7 minute read

mijn praktijkstart

Hoe kijken huisartsen terug op de start van hun eigen praktijk? Welke plannen zijn er voor de toekomst? En welk advies hebben zij voor andere starters? Huisarts Geraldine Kibbelaar over haar praktijkstart.

Hoe ben je in deze praktijk terechtgekomen?

Advertisement

‘Deze praktijk was veertien jaar geleden mijn opleidingsplek toen ik eerstejaars huisarts in opleiding was. Ik vond het toen al een fijne plek. Zo nu en dan werkte ik hier nog als waarnemend huisarts. Dan ging ik altijd naar huis met het gevoel: wat een fijne praktijk met een fijn team. Terwijl ik zelf nog zoekend was naar wat voor praktijk ik zou willen overnemen, bleek dat mijn voorganger voor deze praktijk een opvolger zocht. Die mogelijkheid kwam als een verrassing.
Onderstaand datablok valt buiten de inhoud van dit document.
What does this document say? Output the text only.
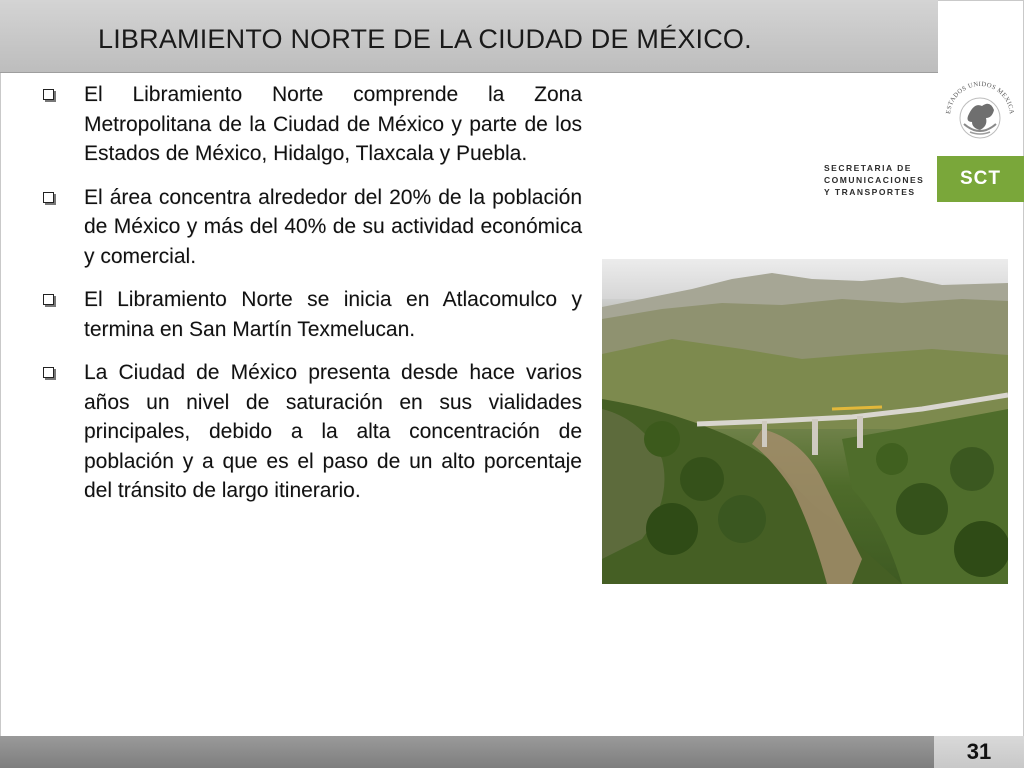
LIBRAMIENTO NORTE DE LA CIUDAD DE MÉXICO.
El Libramiento Norte comprende la Zona Metropolitana de la Ciudad de México y parte de los Estados de México, Hidalgo, Tlaxcala y Puebla.
El área concentra alrededor del 20% de la población de México y más del 40% de su actividad económica y comercial.
El Libramiento Norte se inicia en Atlacomulco y termina en San Martín Texmelucan.
La Ciudad de México presenta desde hace varios años un nivel de saturación en sus vialidades principales, debido a la alta concentración de población y a que es el paso de un alto porcentaje del tránsito de largo itinerario.
ESTADOS UNIDOS MEXICA
SECRETARIA DE
COMUNICACIONES
Y TRANSPORTES
SCT
31
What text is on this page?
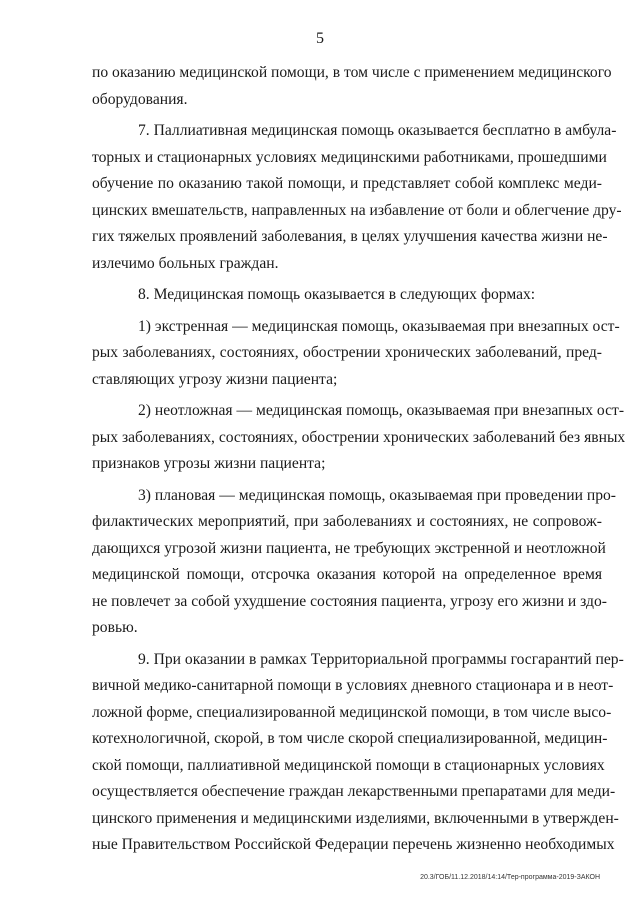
5
по оказанию медицинской помощи, в том числе с применением медицинского
оборудования.
7. Паллиативная медицинская помощь оказывается бесплатно в амбула-
торных и стационарных условиях медицинскими работниками, прошедшими
обучение по оказанию такой помощи, и представляет собой комплекс меди-
цинских вмешательств, направленных на избавление от боли и облегчение дру-
гих тяжелых проявлений заболевания, в целях улучшения качества жизни не-
излечимо больных граждан.
8. Медицинская помощь оказывается в следующих формах:
1) экстренная — медицинская помощь, оказываемая при внезапных ост-
рых заболеваниях, состояниях, обострении хронических заболеваний, пред-
ставляющих угрозу жизни пациента;
2) неотложная — медицинская помощь, оказываемая при внезапных ост-
рых заболеваниях, состояниях, обострении хронических заболеваний без явных
признаков угрозы жизни пациента;
3) плановая — медицинская помощь, оказываемая при проведении про-
филактических мероприятий, при заболеваниях и состояниях, не сопровож-
дающихся угрозой жизни пациента, не требующих экстренной и неотложной
медицинской помощи, отсрочка оказания которой на определенное время
не повлечет за собой ухудшение состояния пациента, угрозу его жизни и здо-
ровью.
9. При оказании в рамках Территориальной программы госгарантий пер-
вичной медико-санитарной помощи в условиях дневного стационара и в неот-
ложной форме, специализированной медицинской помощи, в том числе высо-
котехнологичной, скорой, в том числе скорой специализированной, медицин-
ской помощи, паллиативной медицинской помощи в стационарных условиях
осуществляется обеспечение граждан лекарственными препаратами для меди-
цинского применения и медицинскими изделиями, включенными в утвержден-
ные Правительством Российской Федерации перечень жизненно необходимых
20.3/ГОБ/11.12.2018/14:14/Тер-программа-2019-ЗАКОН
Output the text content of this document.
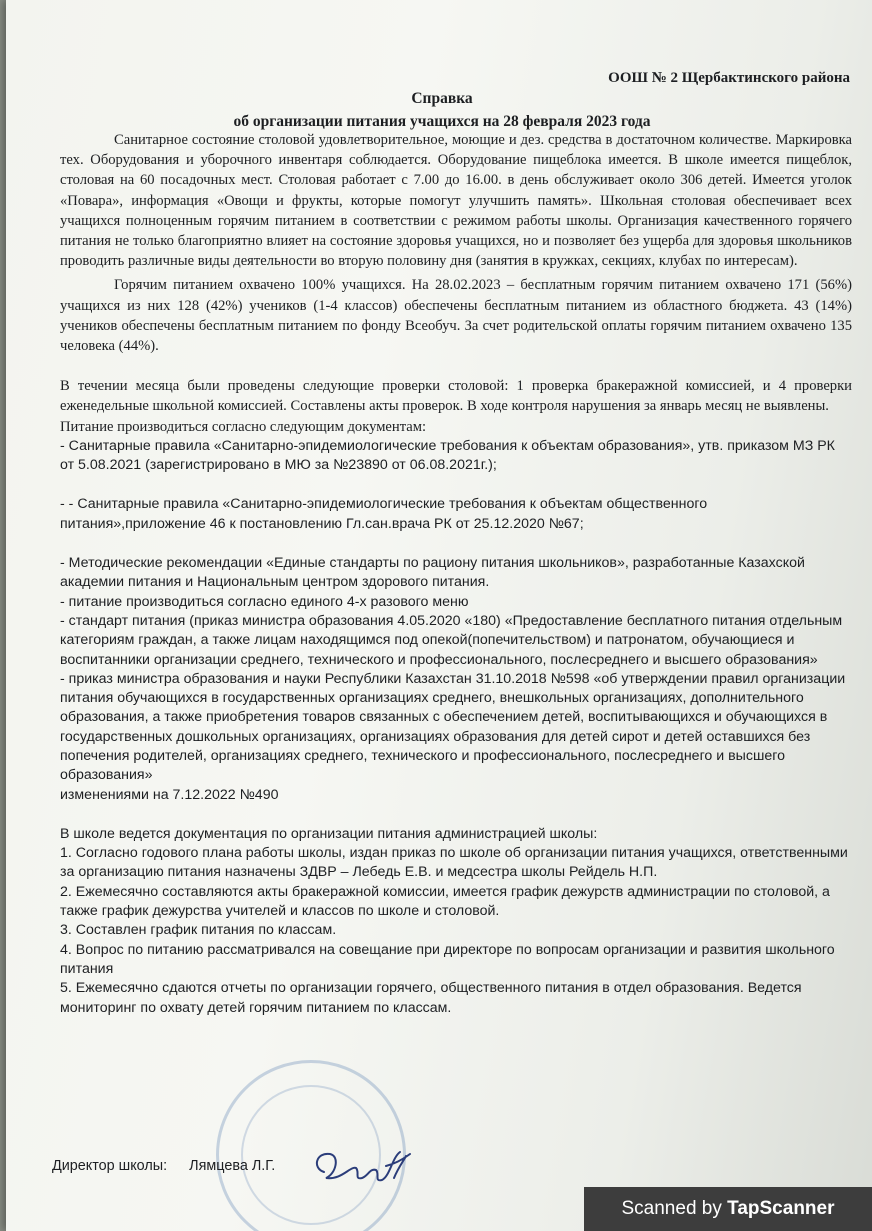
ООШ № 2 Щербактинского района
Справка
об организации питания учащихся на 28 февраля 2023 года

Санитарное состояние столовой удовлетворительное, моющие и дез. средства в достаточном количестве. Маркировка тех. Оборудования и уборочного инвентаря соблюдается. Оборудование пищеблока имеется. В школе имеется пищеблок, столовая на 60 посадочных мест. Столовая работает с 7.00 до 16.00. в день обслуживает около 306 детей. Имеется уголок «Повара», информация «Овощи и фрукты, которые помогут улучшить память». Школьная столовая обеспечивает всех учащихся полноценным горячим питанием в соответствии с режимом работы школы. Организация качественного горячего питания не только благоприятно влияет на состояние здоровья учащихся, но и позволяет без ущерба для здоровья школьников проводить различные виды деятельности во вторую половину дня (занятия в кружках, секциях, клубах по интересам).

Горячим питанием охвачено 100% учащихся. На 28.02.2023 – бесплатным горячим питанием охвачено 171 (56%) учащихся из них 128 (42%) учеников (1-4 классов) обеспечены бесплатным питанием из областного бюджета. 43 (14%) учеников обеспечены бесплатным питанием по фонду Всеобуч. За счет родительской оплаты горячим питанием охвачено 135 человека (44%).

В течении месяца были проведены следующие проверки столовой: 1 проверка бракеражной комиссией, и 4 проверки еженедельные школьной комиссией. Составлены акты проверок. В ходе контроля нарушения за январь месяц не выявлены.

Питание производиться согласно следующим документам:

- Санитарные правила «Санитарно-эпидемиологические требования к объектам образования», утв. приказом МЗ РК от 5.08.2021 (зарегистрировано в МЮ за №23890 от 06.08.2021г.);

- - Санитарные правила «Санитарно-эпидемиологические требования к объектам общественного питания»,приложение 46 к постановлению Гл.сан.врача РК от 25.12.2020 №67;

- Методические рекомендации «Единые стандарты по рациону питания школьников», разработанные Казахской академии питания и Национальным центром здорового питания.

- питание производиться согласно единого 4-х разового меню

- стандарт питания (приказ министра образования 4.05.2020 «180) «Предоставление бесплатного питания отдельным категориям граждан, а также лицам находящимся под опекой(попечительством) и патронатом, обучающиеся и воспитанники организации среднего, технического и профессионального, послесреднего и высшего образования»

- приказ министра образования и науки Республики Казахстан 31.10.2018 №598 «об утверждении правил организации питания обучающихся в государственных организациях среднего, внешкольных организациях, дополнительного образования, а также приобретения товаров связанных с обеспечением детей, воспитывающихся и обучающихся в государственных дошкольных организациях, организациях образования для детей сирот и детей оставшихся без попечения родителей, организациях среднего, технического и профессионального, послесреднего и высшего образования»

изменениями на 7.12.2022 №490

В школе ведется документация по организации питания администрацией школы:

1. Согласно годового плана работы школы, издан приказ по школе об организации питания учащихся, ответственными за организацию питания назначены ЗДВР – Лебедь Е.В. и медсестра школы Рейдель Н.П.

2. Ежемесячно составляются акты бракеражной комиссии, имеется график дежурств администрации по столовой, а также график дежурства учителей и классов по школе и столовой.

3. Составлен график питания по классам.

4. Вопрос по питанию рассматривался на совещание при директоре по вопросам организации и развития школьного питания

5. Ежемесячно сдаются отчеты по организации горячего, общественного питания в отдел образования. Ведется мониторинг по охвату детей горячим питанием по классам.

Директор школы: Лямцева Л.Г.
Scanned by TapScanner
Ik had ook nooit naar deze praktijk gekeken met het oog op eventuele overname.’

Was dit het soort praktijk dat je zocht?

‘Eigenlijk niet. Ik heb als waarnemend huisarts vrij veel in achterstandswijken gewerkt en dat deed ik graag. Ik had daardoor eerder een praktijk in gedachten in een wijk met een lage sociaaleconomische status. Toen deze praktijk beschikbaar kwam, woog ik de voors en tegens af. Dit is een dorpspraktijk met een vrij vergrijsde populatie. Dat brengt heel andere ziektebeelden met zich mee dan een achterstandswijk: minder sociale problematiek, meer pathologie. Dat zag ik als een mooie uitdaging. De patiënten hier zijn over het algemeen heel gemoedelijk en accepteren het oordeel van de dokter. Daarnaast vond ik het goede en stabiele team van medewerkers heel aantrekkelijk. Ik heb gewerkt in een groot gezondheidscentrum en wist dat dat niet bij me past.’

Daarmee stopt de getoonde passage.